THE LESSON TO BE learned from the Native experience is that all of us still have a choice. Native America still stands. It has survived the holocaust. It has endured the propaganda. It continues to resist the American Dream state. The religious war goes on, and Native People are in it for the duration. As veterans of the struggle against colonialism, capitalism, and racism, they are still in the field. Though few in number and often without allies, they represent an unbeaten alternative to business-as-usual in the great American technocracy.

When people of color gather to discuss racism, they should consider the men and women who have sacrificed so much to keep this alternative alive. Native People do not share the assumptions and mythologies of their oppressors. They do not simply want a higher place on the pyramid of capitalism; they do not want a bigger piece of the action for themselves; they do not aspire to joining the middle class. They do not want more. As the tribe they want enough for all to share equally.

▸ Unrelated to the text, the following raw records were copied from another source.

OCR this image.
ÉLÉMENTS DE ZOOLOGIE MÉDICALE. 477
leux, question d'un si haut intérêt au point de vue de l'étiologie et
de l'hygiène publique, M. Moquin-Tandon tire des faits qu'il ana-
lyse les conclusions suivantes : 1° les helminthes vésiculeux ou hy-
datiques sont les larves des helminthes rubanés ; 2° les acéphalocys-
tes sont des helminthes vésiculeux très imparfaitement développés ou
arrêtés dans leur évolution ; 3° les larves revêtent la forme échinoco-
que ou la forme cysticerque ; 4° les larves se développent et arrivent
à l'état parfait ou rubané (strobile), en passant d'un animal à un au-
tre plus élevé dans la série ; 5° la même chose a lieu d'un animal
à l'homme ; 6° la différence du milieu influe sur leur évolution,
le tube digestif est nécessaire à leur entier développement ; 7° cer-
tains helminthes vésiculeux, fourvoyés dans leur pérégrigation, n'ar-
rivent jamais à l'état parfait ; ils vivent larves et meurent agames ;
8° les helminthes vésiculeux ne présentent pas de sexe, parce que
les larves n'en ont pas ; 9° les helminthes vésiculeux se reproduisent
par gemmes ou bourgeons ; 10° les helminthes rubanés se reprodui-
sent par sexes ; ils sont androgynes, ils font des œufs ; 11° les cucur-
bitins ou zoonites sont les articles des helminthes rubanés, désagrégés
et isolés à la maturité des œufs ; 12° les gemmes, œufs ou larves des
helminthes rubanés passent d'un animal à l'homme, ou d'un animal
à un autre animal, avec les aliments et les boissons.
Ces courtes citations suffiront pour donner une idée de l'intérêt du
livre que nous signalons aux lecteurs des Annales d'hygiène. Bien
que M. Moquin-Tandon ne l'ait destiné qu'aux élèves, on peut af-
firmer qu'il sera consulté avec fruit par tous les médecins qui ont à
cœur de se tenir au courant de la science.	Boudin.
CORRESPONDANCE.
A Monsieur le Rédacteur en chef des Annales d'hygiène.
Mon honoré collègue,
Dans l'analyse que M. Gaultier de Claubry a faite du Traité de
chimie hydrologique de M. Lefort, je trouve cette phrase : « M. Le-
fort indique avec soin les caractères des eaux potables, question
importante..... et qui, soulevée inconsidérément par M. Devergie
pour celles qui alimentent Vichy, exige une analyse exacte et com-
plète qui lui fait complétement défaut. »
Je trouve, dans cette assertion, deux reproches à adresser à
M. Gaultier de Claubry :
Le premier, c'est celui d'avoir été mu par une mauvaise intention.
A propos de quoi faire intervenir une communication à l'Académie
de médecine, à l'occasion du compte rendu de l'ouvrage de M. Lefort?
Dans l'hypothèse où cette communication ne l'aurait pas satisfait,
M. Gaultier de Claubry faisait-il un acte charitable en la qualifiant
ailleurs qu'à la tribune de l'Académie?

The tribe as a metaphor for community is dangerous. It is dangerous to colonial capitalism. It is dangerous to racism. It is dangerous because it is a symbol for the strength of the oppressed. It is an inclusive symbol for all men and women who want to wake up from the dream. It says to people of all colors and cultures: There is a better way. Let go of the myths and the images and the empty promises. Join hands in the strong bond of kinship. Become a tribe. Fight back. Let the victims be redeemed and the survivors set free. The struggle will soon be 500 years old. Now is the time to decide.

Steve Charleston was director of the cross-cultural studies program at Luther-Northwestern Theological Seminary in St. Paul, Minnesota and was an Episcopal priest at the time this article appeared. He is a citizen of the Choctaw Nation.